2026-05-29

The sorting shootout: going around the comparison wall

This post is in progress.

Expected to land in June 2026. The implementation and measurements aren't complete — what follows is a tease of what the post will cover.

The thesis

std::sort is the default everyone reaches for, and it is rarely the actual winner. It's introsort under the hood, so it inherits the comparison lower bound — Ω(n log n) is a wall it can't climb. When your keys are fixed-width integers, you don't have to climb it. You go around it.

That's the whole post in one line. Radix sort is O(n · w/r) for w-bit keys at r bits per pass — not magic, just a different cost model that exploits a fact comparison sorts ignore. The interesting part is what that buys you, and where it costs you.

There's a second story riding alongside the first. Comparison sorts are sensitive to the shape of their input; radix is nearly blind to it. pdqsort detects sorted runs and few-unique-key inputs and sidesteps quicksort's worst case; std::sort is more uniform; radix doesn't care what order the data arrived in. On random input the comparison sorts cluster together. On structured input they fan out — and radix sits flat through all of it.

What the post will cover

Three sort implementations on u32 keys, measured the same way every Crucible post measures: single isolated core, headless boot, turbo disabled, multiple outer repetitions.

  1. std::sort — libstdc++ introsort. The baseline, and a perfectly good default.
  2. pdqsort — pattern-defeating quicksort. The comparison sort that reads its input before it commits to a strategy.
  3. Hand-rolled LSD radix — four 8-bit passes over the u32 keys. Rolled by hand so the simplifying assumptions are visible rather than buried in a library.

Two charts carry it. The first is a time-vs-N staircase across all three variants on random input, with the cache-tier band markers from the earlier demos — you can watch where the comparison sorts start paying for memory traffic and where radix's flat cost model pulls ahead. The second fixes a large N and sweeps the input distribution — random, sorted, reverse-sorted, few-unique, sawtooth — to show the comparison sorts spreading apart while radix holds a near-constant line.

What makes the post interesting

The headline isn't "radix is faster." It loses at small N, and its advantage shrinks as key width grows (a u64 headline would be eight passes, not four).
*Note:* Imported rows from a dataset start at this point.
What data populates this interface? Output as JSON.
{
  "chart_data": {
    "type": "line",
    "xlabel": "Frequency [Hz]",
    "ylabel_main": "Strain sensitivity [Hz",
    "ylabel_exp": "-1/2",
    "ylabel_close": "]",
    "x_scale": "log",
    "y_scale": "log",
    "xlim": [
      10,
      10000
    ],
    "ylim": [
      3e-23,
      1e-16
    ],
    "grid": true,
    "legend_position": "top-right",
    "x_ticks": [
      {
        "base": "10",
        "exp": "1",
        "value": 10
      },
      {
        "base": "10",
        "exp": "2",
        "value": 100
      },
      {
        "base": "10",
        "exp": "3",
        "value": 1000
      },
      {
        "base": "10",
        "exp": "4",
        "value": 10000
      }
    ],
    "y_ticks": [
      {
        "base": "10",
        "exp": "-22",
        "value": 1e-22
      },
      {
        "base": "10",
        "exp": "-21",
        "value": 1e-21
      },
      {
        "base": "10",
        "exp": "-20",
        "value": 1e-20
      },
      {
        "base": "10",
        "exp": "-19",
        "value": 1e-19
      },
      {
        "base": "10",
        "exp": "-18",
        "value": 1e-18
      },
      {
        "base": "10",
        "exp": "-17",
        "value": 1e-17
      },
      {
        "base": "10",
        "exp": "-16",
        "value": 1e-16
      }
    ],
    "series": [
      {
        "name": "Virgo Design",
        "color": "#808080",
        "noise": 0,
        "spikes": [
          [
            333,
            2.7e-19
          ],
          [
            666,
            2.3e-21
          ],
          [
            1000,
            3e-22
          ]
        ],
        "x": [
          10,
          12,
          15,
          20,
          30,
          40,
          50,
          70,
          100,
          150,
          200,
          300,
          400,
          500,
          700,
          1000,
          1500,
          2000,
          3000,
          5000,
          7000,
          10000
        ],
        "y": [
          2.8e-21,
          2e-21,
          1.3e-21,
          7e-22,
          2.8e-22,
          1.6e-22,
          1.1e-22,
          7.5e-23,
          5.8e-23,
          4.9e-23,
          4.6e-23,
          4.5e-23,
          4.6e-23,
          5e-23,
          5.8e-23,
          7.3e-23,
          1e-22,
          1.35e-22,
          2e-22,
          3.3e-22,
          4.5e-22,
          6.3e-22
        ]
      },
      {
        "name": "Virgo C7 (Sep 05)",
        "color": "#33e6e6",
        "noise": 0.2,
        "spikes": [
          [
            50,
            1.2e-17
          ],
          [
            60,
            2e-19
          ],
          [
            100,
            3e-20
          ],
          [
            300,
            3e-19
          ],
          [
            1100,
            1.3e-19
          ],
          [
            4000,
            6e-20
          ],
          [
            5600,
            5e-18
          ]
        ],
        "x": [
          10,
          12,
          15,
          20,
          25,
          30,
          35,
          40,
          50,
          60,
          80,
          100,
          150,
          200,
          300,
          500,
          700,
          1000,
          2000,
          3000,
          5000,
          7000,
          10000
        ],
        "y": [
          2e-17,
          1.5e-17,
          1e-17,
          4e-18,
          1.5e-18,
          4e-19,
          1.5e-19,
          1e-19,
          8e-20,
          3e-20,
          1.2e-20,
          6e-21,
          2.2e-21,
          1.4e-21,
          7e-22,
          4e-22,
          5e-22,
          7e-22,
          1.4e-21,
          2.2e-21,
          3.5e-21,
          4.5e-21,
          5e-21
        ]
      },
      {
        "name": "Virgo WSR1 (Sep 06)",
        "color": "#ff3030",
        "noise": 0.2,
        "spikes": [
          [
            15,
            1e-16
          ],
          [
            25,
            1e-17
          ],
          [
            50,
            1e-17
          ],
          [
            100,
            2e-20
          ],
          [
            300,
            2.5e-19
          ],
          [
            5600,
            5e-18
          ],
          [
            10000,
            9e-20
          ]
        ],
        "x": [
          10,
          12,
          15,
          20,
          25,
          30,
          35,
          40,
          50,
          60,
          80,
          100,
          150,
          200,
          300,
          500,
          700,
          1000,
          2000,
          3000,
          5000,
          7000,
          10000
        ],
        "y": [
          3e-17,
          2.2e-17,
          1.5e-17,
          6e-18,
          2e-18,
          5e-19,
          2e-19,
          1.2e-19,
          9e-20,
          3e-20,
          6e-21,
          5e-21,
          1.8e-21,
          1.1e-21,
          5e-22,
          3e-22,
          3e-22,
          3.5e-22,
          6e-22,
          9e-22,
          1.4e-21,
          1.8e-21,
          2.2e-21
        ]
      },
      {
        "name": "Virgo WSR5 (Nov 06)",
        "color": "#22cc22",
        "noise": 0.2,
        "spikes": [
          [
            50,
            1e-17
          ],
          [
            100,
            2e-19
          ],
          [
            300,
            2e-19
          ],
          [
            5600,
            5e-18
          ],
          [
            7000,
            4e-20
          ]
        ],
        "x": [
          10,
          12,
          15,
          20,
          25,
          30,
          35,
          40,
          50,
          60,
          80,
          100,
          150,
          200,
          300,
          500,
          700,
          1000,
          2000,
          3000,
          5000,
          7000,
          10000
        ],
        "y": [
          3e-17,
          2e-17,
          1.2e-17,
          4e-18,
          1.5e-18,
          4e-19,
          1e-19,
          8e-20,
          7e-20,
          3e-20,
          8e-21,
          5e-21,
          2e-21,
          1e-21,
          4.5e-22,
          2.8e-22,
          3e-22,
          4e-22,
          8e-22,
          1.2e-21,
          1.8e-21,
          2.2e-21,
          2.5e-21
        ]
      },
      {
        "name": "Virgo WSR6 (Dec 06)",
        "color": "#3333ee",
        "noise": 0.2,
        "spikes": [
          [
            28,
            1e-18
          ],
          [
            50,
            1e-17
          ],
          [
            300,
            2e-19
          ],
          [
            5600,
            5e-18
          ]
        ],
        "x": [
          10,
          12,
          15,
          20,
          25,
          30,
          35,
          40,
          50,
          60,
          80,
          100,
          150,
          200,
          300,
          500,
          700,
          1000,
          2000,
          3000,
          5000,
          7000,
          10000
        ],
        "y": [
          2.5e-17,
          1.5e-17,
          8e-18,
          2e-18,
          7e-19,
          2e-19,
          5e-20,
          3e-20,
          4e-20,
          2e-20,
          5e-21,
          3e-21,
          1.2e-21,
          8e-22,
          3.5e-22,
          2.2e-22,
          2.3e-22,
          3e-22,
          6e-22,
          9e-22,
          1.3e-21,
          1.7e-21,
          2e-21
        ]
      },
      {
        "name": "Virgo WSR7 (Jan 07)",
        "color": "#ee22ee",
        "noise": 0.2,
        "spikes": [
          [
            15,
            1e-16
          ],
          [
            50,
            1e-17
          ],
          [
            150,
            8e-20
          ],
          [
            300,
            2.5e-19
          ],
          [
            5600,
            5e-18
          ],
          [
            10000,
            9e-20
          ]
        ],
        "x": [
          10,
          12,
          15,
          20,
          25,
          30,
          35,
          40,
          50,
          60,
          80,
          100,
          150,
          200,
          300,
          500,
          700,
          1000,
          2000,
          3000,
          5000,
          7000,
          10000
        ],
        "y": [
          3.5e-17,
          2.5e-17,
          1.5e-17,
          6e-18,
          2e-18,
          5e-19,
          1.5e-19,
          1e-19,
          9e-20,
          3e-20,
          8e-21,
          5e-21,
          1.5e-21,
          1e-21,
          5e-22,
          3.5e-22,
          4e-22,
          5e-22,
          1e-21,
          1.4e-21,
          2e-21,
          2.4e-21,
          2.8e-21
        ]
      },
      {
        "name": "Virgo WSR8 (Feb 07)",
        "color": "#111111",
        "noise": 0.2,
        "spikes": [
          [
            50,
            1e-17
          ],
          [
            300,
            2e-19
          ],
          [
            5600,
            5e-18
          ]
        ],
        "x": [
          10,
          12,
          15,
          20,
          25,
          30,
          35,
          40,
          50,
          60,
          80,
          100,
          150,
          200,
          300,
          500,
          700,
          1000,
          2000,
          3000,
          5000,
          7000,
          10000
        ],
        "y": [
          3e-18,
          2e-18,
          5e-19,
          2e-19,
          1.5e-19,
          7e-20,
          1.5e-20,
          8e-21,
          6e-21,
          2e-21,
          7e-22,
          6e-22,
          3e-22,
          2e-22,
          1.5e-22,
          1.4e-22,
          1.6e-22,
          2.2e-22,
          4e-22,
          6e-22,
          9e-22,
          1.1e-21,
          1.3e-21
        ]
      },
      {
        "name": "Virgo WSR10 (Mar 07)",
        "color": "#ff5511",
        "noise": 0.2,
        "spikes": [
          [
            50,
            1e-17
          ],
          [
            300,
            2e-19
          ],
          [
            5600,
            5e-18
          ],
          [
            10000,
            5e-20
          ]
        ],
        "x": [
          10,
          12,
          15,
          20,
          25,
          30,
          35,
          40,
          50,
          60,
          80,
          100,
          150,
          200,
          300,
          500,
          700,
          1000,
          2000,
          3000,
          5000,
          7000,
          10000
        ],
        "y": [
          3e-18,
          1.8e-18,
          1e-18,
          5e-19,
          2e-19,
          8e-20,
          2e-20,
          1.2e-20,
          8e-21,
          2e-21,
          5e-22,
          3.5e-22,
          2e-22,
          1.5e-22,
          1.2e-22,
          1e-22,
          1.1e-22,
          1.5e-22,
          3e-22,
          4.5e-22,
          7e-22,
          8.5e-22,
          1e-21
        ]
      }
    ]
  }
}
It's also the wrong tool the moment your keys aren't fixed-width integers — comparison sorts are the only general option there, which is exactly why std::sort deserves its place as the default.

The genuinely useful result is about the tail. Radix's runtime is essentially data-independent: it does the same work regardless of what the input looks like. So even where its median isn't the best, it can be the p99 win on a hot-path sort — the same median-vs-tail tension that ran through the SPSC and allocator posts, now showing up in a place most people never profile. If you sort on a latency-critical path and you've only ever looked at the average, this is the post that argues you're measuring the wrong number.

Expected to ship in June 2026.